Witam!
Sporo tego, jak na jeden post. Odpowiem najpierw ogólnie. Jak wszystko dobrze pójdzie, to być może niebawem skończę swoje opracowanie. Dotyczy ono jednak bardziej heraldyki niźli genealogii, choć całkiem tego rozdzielić nie sposób. Oczywiście odnoszę się do prac Chwalibińskiej, Piekosińskiego, Dziadulewicza, Małeckiego, Wittyga, Szymczakowej, Szymańskiego, Bieniaka etc. Ze zrozumiałych względów nie chcę tu teraz podawać zbyt wielu szczegółów.
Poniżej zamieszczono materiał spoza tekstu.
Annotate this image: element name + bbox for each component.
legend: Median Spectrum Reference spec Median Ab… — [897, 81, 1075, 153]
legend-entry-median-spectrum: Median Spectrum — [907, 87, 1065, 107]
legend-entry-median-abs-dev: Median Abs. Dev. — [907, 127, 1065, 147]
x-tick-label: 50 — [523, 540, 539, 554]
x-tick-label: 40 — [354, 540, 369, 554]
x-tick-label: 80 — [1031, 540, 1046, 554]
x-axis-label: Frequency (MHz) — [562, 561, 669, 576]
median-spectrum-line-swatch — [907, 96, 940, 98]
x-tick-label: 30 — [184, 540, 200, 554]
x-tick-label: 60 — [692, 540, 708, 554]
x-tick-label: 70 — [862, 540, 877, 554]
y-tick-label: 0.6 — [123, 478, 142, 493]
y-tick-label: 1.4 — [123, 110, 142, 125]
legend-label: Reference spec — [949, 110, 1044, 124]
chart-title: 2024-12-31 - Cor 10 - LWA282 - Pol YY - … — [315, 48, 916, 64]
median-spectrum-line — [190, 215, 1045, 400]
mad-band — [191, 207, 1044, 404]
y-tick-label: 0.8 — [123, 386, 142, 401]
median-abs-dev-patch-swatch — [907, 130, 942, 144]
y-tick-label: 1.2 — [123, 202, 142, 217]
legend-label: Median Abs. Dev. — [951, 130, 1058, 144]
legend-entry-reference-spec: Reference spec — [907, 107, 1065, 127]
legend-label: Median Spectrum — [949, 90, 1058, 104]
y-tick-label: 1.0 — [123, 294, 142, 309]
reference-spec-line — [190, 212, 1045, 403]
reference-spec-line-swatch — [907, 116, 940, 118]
Być może wcześniej ukaże się kilka pilotażowych artykułów.
A teraz, pozwoli Pan, że hasłowo odpowiem na kilka postawionych spraw.
Cytuj:
zaufałem wzmiankowanemu przeze mnie powyżej panu Kiersnowskiemu (który zaliczył zawołanie Nagody do zawołań dla herbu Prus II, jak również i inne zawołania "Na pole", czy być może "Słubica", a także później sztucznie przez literaturę wykreowane lelewelowe "Na wilki" i piekosińskie "Wilcze Paści"
W zakresie nazw herbu i zawołań przypisywanych Prusowi II jest faktycznie niezły galimatias. Niektóre z nich sprawiają spory kłopot, bo podstawy do ich kwalifikacji tkwią w źródłach pisanych. Problem tkwi w krytycznej analizie tych zapisek, ale nie miejsce tu na rozwijanie tego tematu. Określenia "wilcze paści" użył Piekosiński nie w stosunku do nazwy, a opisując wyobrażenie godła, więc nie nalezy tego kwalifikować w kategoriach nazewniczych.
Co zaś się tyczy lelewelowskich "Na wilki", zwracam uwagę, że wbrew powszechnej opinii lansowanej uporczywie w literaturze, to nie on był autorem tego określenia. Pojawiło się ono w literaturze heraldycznej znacznie wcześniej. Lelewel je tylko powtórzył i to nie za Potockim.
Cytuj:
Za regionalną (sieradzką) odmianą herbu Wilczekosy uznaje się też zawołanie Moszczenica (o tym szerzej pani Alicja Szymczakowa w "Drobiazgi heraldyczne z sieradzkiego" wyd. Roczniki PTH 2001).
Moszczenica była raczej regionalną proklamą o charakterze topograficznym, a nie odmianą herbu.
Cytuj:
Skądinąd odrębną ciekawostką, wymagającą omówienia, byłaby tu też kwestia, dlaczego w 1411 Mikołaj Kamocki z sieradzkiego nazwał swój herb "Wilcza Kosa", a zatem w liczbie pojedynczej, a nie mnogiej!
Liczba pojedyncza została użyta w wielu zapiskach, a nie tylko w tym jednym przypadku. Znając jednak inne zapiski z tamtego czasu należy stwierdzić, że w wielu herbach stosowano zamiennie nazwy występujące w liczbie mnogiej i liczbie pojedynczej. Z tych 9 (podaje z pamięci) zapisek gdzie występuje nazwa Wilcze Kosy, trudno wnioskować, jaka forma była "prawidłowa". Do tego wyobrażenie godła, to przecież dwa "ostrza" (dwie kosy).
Co do pozostałych kwestii "familijnych" i Prusa III, to spieszę wyjaśnić, że leży to dość daleko od mojego obszaru zainteresowania. Nie potrafię się do tego odnieść. Prus III to przecież Puchała i powstał stosunkowo późno. Mój obszar badawczy obejmuje Prusa II, aż do wykształcenia się jego ostatecznej formy. W kilku przypadkach sięgam do czasów bliższych, jak to miało miejsce w moim artykule o niektórych odmianach tego herbu, zamieszczonym w Gens (dostępny także na mojej stronie FB, w profilu w formie zdjęć).
Tu jest link do strony Towarzystwa, gdzie znajdzie Pan spisy treści poszczególnych numerów Gensa:
http://www.tgh.friko.pl/spisgens2.htmlPracowałem nad genealogią Spinków z XV w i nie spotkałem koligacji z Olszowskimi, choć i jedni i drudzy, to Prusowie.
Miło mi, że mogę z Panem porozmawiać o interesującym mnie temacie, bo jest to niszowe zagadnienie i zazwyczaj o Prusie rozmawiam z samym sobą
Pozdrawiam serdecznie
Waldemar Fronczak
PS
W przyszłym tygodniu jestem nieobecny w sieci.